FIG. 59 is a diagram showing an example of a simulation result of a conventional bias circuit.

FIG. 60 is a diagram showing an example of a simulation result of a conventional bias circuit.

FIG. 61 is a diagram showing an example of a simulation result of a conventional bias circuit.

FIG. 62 is a diagram showing a configuration of a general directional coupler used in a conventional mobile phone.

63A and 63B are diagrams showing a configuration of a general high-frequency filter circuit used in a conventional mobile phone, respectively.

FIG. 64 is a diagram showing a configuration of a general voltage controlled oscillator used in a conventional mobile phone.

FIG. 65 is a diagram showing an example of a conventional high frequency filter circuit compatible with dual bands.

FIG. 66 is a diagram showing an example of a conventional voltage controlled oscillator for dual band.

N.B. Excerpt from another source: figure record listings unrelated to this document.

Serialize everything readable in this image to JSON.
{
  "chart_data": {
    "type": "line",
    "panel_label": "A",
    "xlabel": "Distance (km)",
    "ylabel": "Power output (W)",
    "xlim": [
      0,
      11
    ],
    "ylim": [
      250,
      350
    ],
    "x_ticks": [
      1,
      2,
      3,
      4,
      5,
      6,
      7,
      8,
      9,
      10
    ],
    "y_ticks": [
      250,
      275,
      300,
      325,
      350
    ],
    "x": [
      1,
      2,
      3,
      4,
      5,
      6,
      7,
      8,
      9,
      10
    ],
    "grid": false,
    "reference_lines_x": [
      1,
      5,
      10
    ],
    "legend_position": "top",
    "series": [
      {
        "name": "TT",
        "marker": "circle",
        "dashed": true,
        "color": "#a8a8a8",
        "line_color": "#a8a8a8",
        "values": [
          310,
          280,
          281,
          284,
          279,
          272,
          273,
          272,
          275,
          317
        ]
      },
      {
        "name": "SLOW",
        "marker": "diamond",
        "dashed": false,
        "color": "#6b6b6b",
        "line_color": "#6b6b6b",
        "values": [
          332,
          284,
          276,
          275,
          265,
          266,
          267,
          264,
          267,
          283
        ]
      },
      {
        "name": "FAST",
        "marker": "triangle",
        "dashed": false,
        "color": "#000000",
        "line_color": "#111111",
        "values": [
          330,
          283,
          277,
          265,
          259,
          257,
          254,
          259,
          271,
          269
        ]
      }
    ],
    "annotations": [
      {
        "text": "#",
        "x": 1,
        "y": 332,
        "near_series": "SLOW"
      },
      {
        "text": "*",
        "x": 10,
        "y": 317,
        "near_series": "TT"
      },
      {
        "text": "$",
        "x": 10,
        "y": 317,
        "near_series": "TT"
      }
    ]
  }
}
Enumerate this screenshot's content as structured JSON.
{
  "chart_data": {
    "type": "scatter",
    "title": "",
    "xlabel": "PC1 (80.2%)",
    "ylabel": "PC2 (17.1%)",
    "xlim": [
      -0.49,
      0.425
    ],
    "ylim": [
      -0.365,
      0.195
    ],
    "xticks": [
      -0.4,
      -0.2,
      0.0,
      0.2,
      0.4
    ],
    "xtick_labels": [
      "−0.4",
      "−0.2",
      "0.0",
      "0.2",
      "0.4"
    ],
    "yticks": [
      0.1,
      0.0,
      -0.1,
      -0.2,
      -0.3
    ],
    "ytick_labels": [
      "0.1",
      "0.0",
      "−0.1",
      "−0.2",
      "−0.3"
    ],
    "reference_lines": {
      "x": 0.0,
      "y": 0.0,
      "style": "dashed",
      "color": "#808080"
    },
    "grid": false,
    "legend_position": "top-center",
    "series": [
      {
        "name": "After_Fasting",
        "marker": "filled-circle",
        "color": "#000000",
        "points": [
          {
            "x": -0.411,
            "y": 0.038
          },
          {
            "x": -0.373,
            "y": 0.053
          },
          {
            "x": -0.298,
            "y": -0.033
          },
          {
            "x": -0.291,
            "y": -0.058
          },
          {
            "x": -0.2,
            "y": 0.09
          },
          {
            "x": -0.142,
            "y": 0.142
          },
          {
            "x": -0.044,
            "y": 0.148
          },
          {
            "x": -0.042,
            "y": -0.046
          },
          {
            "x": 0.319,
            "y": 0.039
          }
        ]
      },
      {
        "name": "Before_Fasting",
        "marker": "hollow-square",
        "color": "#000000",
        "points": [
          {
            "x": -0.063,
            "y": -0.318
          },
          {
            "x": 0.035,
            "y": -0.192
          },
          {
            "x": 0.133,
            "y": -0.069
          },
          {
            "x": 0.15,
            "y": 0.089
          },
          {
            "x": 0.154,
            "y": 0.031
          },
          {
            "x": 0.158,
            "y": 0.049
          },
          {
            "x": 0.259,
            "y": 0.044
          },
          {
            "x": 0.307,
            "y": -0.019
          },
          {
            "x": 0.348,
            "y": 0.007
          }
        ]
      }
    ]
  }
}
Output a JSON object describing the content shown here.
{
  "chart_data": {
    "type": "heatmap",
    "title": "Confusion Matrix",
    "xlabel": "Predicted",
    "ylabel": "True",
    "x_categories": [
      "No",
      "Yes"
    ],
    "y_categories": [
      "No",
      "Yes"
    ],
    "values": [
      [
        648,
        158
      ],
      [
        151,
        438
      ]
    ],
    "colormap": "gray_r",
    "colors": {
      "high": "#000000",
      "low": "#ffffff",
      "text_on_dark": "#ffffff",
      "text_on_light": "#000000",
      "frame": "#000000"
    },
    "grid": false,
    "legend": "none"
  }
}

FIG. 67 is a diagram showing an example of a conventional dual-band compatible voltage controlled oscillator.

[Explanation of symbols]

1 Transmission System 2 Variable Attenuator (VATT) 3 Direct Modulator (MOD) 4 High Output Amplifier (HPA) 5 Hybrid (HYB: Directional Coupler) 6 Bandpass Filter (BPF) 7 Detection Circuit 8 Comparison Circuit 9 Reception System 10 band pass filter (BPF) 11 low noise amplifier (LNA) 12 reception down converter (MIX) 13 antenna 14 duplexer 15 local oscillator for RF band (voltage controlled oscillator) 16 to 27, 32 to 34, 66, 68 transmission Line (microstrip line) 28 Demultiplexing circuit 29,30 Matching circuit 31 Multiplexing circuit 32 Transmission line 35,46,67,77,88 Switch 40 Signal line 41,41A, 41B, 42 Dielectric resonator 43,44, 48, 51, 52, 63, 79, 82, 8
3, 87, L1 to L7 coils 49, 53, R3 to R9 resistors 45, 46, 64, 64A, 64B, D1 to D7 variable capacitance diodes (varactor diodes) 47, 50, 84 to 86 pin diodes 61 resonant circuit section 62 Oscillation circuit section 65, 69 to 76, 81, C2 to C26, C31 to C3
7, C5 ', C6' Capacitor 78, TR1 to TR9 Transistor (FET) 80 Resonance circuit 91 Substrate 92 Ground (GND) surface 93 RF line (signal line) 94 Adjustment open stub 95A, 95B Through hole 96 Strip line resonator 97 Adjustment groove

─────────────────────────────────────────────────── ─── Continuation of the front page (51) Int.Cl. ⁶ Identification code Internal reference number FI Technical display location H03F 3/60 H03F 3/60 H03G 3/30 H03G 3/30 B H03H 7/075 H03H 7/075 A H04B 1/18 H04B 1/18 C (72) Inventor Shinichi Kawai 2-1-1 Kitaichijo Nishi, Chuo-ku, Sapporo-shi, Hokkaido Fujitsu Hokkaido Digital Technology Co., Ltd. (72) Inventor Manabu Murakami Chuo-ku, Sapporo, Hokkaido Kita-Ichijo Nishi 2-chome, Fujitsu Hokkaido Digital Technology Co., Ltd. (72) Inventor Akio Sasaki Kita-Ichijo Nishi 2-chome, Chuo-ku, Sapporo, Hokkaido Fujitsu Hokkaido Digital Technology Co., Ltd.

Claims (3)

[Claims] 1. A high-frequency circuit, wherein some components are shared for all frequencies so as to correspond to a plurality of frequencies, and other components are connected to the some components depending on the frequency used. Alternatively, a high-frequency circuit characterized by being configured to be separated. 2. A high-frequency circuit, wherein some components are shared for all frequencies so as to support a plurality of frequencies, and other components can change their impedances according to the frequencies used. A high-frequency circuit, characterized in that 3. A high-frequency circuit, comprising a plurality of matching circuits for coping with a plurality of frequencies, each of which is connected through a demultiplexing / combining circuit. High frequency circuit.